E a gente ficou naquela coisa hipnotizada pelas capas dos VHS. Era algo assombroso, mas delicioso ao mesmo tempo

Quando a gerações mais novas nos ouvem relembrando esses tempos, podem achar que estamos apenas com saudades de um tempo que passou. Mas não é bem assim. A Macabra relembra um pouco do que foi conviver com o corredores cheios de filmes e a experiência da locadora. 

Warlock: O Demônio, de 1989, filme protagonizado por Julian Sands e dirigido por Steve Miner

Lembranças para recordar

O ato de frequentar locadoras foi especial. Nós, que crescemos nessa época, tivemos uma experiência que não vamos esquecer tão cedo. Ainda guardamos com carinho muitas dessas memórias. “Eu passei boa parte da minha adolescência enfiada em locadoras, sim. Tinha várias na minha cidade, e ir até elas era um dos momentos mais esperados da semana”, comenta Raquel, editora da Macabra e da DarkSide, que teve uma relação muito afetuosa e familiar com as locadoras desde cedo. “Uma vez por semana, saindo do colégio, eu e meu primo entrávamos em negociação pra saber qual filme a gente ia alugar na promoção. E aí chegava o fim de semana e tinha mais 3, 4 filmes para assistir com meus irmãos — era um programa muito coletivo, muito afetivo, e tenho uma lembrança muito maneira dessa época.”

Foto retirada do blog Science Video and Other Suspect Ruminations, da videolocadora Vulcan Video

Essas lembranças, por vezes, ajudaram a moldar quem somos hoje. A experiência de Queops Negronski não é tão diferente da de Raquel, apesar de ambos estarem em extremos opostos do Brasil — ele, tendo vivido no Nordeste, e ela, no Sul do país. Hoje participante assíduo como jurado em diversos festivais de terror pelo Brasil, além de estudioso do gênero, Queops guarda boas memórias da época em que frequentava locadoras. “Minhas primeiras memórias de vídeo locadora são de Paulo Afonso, na Bahia, onde passava férias e onde havia uma vasta quantidade de VHS e até mesmo Betamax(!!!) à disposição da clientela, e a maioria dos VHS eram piratas (eram fins da primeira metade dos anos 1980 e início da segunda). Como naquela época as discussões sobre qualidade de imagem eram inexistentes, pra mim todas as cópias eram excelentes.”
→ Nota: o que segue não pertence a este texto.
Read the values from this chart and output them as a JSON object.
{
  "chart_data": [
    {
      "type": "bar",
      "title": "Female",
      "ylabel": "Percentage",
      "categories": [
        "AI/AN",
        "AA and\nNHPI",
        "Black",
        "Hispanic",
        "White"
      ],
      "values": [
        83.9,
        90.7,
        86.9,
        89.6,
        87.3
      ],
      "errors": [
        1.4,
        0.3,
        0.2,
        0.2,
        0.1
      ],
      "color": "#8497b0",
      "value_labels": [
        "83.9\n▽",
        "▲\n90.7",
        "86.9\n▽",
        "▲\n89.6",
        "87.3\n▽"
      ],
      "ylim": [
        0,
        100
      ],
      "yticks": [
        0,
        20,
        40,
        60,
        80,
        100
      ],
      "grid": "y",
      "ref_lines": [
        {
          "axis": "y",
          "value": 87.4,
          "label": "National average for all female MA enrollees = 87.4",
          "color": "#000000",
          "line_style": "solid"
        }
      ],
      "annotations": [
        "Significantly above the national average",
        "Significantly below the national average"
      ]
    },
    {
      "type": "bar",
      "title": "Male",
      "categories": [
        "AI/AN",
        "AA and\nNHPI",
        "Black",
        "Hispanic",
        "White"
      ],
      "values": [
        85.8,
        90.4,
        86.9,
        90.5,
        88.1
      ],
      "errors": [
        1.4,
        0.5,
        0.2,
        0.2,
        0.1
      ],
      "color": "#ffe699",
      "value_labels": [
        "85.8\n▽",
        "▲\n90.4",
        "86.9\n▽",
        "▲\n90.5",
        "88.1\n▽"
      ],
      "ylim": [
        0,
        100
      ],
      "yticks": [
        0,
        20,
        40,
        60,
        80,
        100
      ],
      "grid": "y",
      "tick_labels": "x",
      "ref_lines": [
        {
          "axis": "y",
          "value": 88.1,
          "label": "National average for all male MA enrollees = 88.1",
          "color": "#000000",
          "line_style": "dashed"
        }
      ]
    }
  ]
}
Foi mais tarde, já ao final dos anos 1980, que Queops teve mais acesso aos filmes em VHS, quando sua mãe comprou um videocassete e ele começou a frequentar a locadora em seu bairro, em Recife, Pernambuco. “Aí, sim, comecei a conhecer um monte de gente que adorava levar cinema pra casa, pessoas de todo tipo que apreciavam os mais diversos gêneros, e alguns até gostavam de terror. Mas se o preconceito com ele existe até hoje, imaginem naquele tempo! Essa falta de interesse do público acabava por me beneficiar, pois os terrores estavam sempre à disposição, fossem famosos ou desconhecidos e eu sempre saía feliz de lá. Mas sabem o mais curioso dessa época? Uma frase da dona da locadora, que ao me ver alugar Faça a Coisa Certa, de Spike Lee, pela enésima vez, me olhou nos olhos e disse ‘Você é a pessoa que mais aluga esse filme aqui na loja, quando não e ele, é filme de terror’. Carrego com orgulho essa memória até hoje.”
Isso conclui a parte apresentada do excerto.